There are lots of stories about what caused the Great Recession. My favourite is by Raghuram Rajan, the University of Chicago economist and former head of the Reserve Bank of India, who argued in his 2010 book Fault Lines that craven politicians were the true villains.
As the American Dream grew too expensive for many Americans, he wrote, elected officials might have encouraged voters to accept reality, while at the same time working on strategic policies that would strengthen productivity and boost incomes. Instead, over decades, they introduced all sorts of incentives that encouraged Americans to finance their wants.
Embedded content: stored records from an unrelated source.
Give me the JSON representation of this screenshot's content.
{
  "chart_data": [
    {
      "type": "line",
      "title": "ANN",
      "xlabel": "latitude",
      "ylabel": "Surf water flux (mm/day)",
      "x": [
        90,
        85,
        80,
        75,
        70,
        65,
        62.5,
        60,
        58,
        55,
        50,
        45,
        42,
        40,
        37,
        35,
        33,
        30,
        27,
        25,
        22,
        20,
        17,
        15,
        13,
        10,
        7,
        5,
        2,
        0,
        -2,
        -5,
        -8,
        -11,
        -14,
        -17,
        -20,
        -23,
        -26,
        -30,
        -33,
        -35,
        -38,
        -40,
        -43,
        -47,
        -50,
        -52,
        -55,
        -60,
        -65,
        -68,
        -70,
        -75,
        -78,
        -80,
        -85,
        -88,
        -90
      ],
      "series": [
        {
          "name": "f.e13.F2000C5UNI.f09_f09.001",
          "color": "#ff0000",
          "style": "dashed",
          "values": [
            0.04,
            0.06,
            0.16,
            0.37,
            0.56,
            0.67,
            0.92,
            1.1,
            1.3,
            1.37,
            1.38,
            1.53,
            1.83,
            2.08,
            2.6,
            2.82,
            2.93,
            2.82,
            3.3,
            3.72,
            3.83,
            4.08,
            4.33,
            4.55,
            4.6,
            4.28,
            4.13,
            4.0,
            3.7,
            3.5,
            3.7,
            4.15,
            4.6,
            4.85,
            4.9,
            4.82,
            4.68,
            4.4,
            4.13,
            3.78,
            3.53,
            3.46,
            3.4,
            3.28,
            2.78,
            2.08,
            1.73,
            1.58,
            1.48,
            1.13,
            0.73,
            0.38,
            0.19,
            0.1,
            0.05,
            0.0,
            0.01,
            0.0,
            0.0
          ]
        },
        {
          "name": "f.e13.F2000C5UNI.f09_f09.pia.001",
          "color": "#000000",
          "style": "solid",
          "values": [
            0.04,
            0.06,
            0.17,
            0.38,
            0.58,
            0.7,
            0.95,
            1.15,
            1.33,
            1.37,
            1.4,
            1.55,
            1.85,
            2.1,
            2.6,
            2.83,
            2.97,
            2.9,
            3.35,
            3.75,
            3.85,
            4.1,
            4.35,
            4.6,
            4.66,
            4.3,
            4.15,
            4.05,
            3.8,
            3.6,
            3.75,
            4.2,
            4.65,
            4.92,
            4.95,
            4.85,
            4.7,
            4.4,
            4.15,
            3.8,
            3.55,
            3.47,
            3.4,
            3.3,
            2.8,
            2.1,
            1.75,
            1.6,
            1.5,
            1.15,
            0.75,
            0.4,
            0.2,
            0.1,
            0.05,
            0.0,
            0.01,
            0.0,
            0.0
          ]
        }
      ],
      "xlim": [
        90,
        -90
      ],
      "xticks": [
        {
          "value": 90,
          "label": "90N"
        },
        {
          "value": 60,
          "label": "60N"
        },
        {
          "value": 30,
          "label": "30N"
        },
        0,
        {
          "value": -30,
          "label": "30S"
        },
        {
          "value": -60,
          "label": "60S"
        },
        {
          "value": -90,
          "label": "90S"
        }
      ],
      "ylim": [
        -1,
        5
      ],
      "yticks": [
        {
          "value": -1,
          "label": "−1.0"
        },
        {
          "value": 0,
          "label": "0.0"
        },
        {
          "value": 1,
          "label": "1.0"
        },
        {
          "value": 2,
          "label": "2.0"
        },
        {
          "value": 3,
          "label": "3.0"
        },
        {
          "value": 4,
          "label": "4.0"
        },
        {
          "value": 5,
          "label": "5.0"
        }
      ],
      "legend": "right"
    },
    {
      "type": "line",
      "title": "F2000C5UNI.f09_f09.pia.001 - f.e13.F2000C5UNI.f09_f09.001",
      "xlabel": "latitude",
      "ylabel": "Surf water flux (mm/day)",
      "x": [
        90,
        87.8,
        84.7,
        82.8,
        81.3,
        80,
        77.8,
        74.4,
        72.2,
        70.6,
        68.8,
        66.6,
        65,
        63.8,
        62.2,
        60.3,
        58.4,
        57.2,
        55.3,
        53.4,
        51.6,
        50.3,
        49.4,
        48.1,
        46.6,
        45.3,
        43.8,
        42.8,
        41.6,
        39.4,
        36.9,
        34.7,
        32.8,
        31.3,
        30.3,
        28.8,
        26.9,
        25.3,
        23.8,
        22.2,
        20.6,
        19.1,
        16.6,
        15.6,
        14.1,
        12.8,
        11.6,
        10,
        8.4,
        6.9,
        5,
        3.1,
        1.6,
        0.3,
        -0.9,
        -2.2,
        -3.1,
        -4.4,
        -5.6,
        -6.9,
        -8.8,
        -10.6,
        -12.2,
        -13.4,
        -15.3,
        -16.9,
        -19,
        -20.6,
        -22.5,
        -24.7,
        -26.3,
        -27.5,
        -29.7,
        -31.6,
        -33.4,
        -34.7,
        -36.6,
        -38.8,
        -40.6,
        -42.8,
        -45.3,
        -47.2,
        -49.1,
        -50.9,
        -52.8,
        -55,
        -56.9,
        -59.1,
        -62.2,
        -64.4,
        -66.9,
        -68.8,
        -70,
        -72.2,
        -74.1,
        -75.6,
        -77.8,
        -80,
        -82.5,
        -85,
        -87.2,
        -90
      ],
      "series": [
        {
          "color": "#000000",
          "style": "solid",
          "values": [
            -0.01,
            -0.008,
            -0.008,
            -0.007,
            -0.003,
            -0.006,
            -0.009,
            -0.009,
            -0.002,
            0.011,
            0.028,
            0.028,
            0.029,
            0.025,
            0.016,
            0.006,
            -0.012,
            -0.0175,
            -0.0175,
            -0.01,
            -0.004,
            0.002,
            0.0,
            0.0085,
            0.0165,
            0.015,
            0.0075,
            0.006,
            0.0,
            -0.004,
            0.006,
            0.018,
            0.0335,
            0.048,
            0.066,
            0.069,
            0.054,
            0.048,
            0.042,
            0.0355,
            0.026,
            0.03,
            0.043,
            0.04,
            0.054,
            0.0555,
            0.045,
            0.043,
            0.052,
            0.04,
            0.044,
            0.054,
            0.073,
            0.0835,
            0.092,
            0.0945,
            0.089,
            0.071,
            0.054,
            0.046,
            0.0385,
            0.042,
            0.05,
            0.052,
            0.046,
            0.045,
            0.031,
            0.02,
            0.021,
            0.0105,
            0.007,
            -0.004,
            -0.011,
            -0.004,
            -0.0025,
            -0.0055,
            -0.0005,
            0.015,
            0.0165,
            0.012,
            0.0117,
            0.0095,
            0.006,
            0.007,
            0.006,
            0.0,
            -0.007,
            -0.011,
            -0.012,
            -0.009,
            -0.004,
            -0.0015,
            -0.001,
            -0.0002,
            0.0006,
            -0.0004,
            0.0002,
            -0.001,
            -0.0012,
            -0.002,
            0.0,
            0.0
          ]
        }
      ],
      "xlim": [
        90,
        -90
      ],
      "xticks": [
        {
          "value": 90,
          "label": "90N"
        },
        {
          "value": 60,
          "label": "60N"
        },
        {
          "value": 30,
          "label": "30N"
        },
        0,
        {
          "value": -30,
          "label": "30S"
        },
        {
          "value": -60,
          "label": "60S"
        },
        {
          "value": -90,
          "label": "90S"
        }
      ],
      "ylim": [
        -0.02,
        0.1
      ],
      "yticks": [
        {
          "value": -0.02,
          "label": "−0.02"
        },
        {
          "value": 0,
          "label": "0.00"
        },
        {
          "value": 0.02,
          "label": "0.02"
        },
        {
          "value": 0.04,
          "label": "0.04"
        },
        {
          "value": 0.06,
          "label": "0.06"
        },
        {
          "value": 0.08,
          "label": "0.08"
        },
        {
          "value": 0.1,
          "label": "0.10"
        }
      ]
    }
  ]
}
Household debt detached from fundamentals such as income growth, leaving the economy vulnerable to a shock, which arrived in 2008.
Rajan’s story should make Canadian listeners uncomfortable.
Statistics Canada reported Friday that household debt was 177 per cent of income, a 60-per-cent increase from 2000, and that debt service costs were 15 per cent of income, the highest percentage on records that date to 1990.
Personal consumption dropped in the second quarter, despite low levels of unemployment, raising the possibility that consumers realized they had overstretched. “High levels of household debt remain the main risk to Canadian financial stability,” Lawrence Schembri, deputy governor at the Bank of Canada, told an audience in Halifax last week.
There are no heroes in a Rajanian fable, but if there were, they would fight to get rid of all these distortionary policies and allow markets to do what they do.
Morneau at least showed awareness by choosing a housing sop that forces first-time buyers to accept CMHC as a co-investor, rather than add it to their list of creditors. He also reduced harm by keeping the maximum purchase price relatively low, ensuring the program would be useless to anyone who was overly desperate to join the most bubbly markets.
Interesting thing about the (Liberal) move (to $800,000) is that it’s actually undermining the most elegant part of the original proposal
Rob Gillezeau, assistant professor of economics, University of Victoria
Trudeau’s first announcement of the campaign could change that. If the shared-equity incentive was doctored to have a neutral effect before, the new version would look more like a stimulant.
“Interesting thing about the (Liberal) move here is that it’s actually undermining the most elegant part of the original proposal,” said Rob Gillezeau, an assistant professor of economics at the University of Victoria who served as former Opposition leader Thomas Mulcair’s chief economist. “The price levels were clearly originally set to avoid contributing to overheating in (Vancouver, Victoria, Toronto) and boost prices in slower markets.”
Andrew Scheer still has lots of time to prove me wrong, but based on what we know now, a Conservative government could make the household debt situation even worse.
When Schembri re-iterated the Bank of Canada’s worries about debt earlier this month, he added a note of hopefulness. “With tighter mortgage rules in place, the quality of the stock of debt should continue to improve,” he said, referring to the 2018 regulation that requires lenders to base mortgages on borrowers’ ability to absorb a change in conditions, such as a spike in interest rates.
So, the policy is working. Here’s what Scheer said about it when he presented his vision for the economy in May: “I will rework the mortgage stress test the Liberals brought in a couple of years ago that pushed the dream of homeownership out of reach of so many Canadians across the country, so more Canadians can have the freedom to shop for better rates.”
The only thing wrong with the stress test is that Morneau waited too long to give it a green light. The Liberal government has taken financial stability more seriously than its predecessor, but it’s still been passive. Trudeau’s other real estate announcement this week was that he would also curb “foreign speculation.” Why only foreign? Probably because all those lucky people who owned homes at the start of Canada’s housing boom vote too.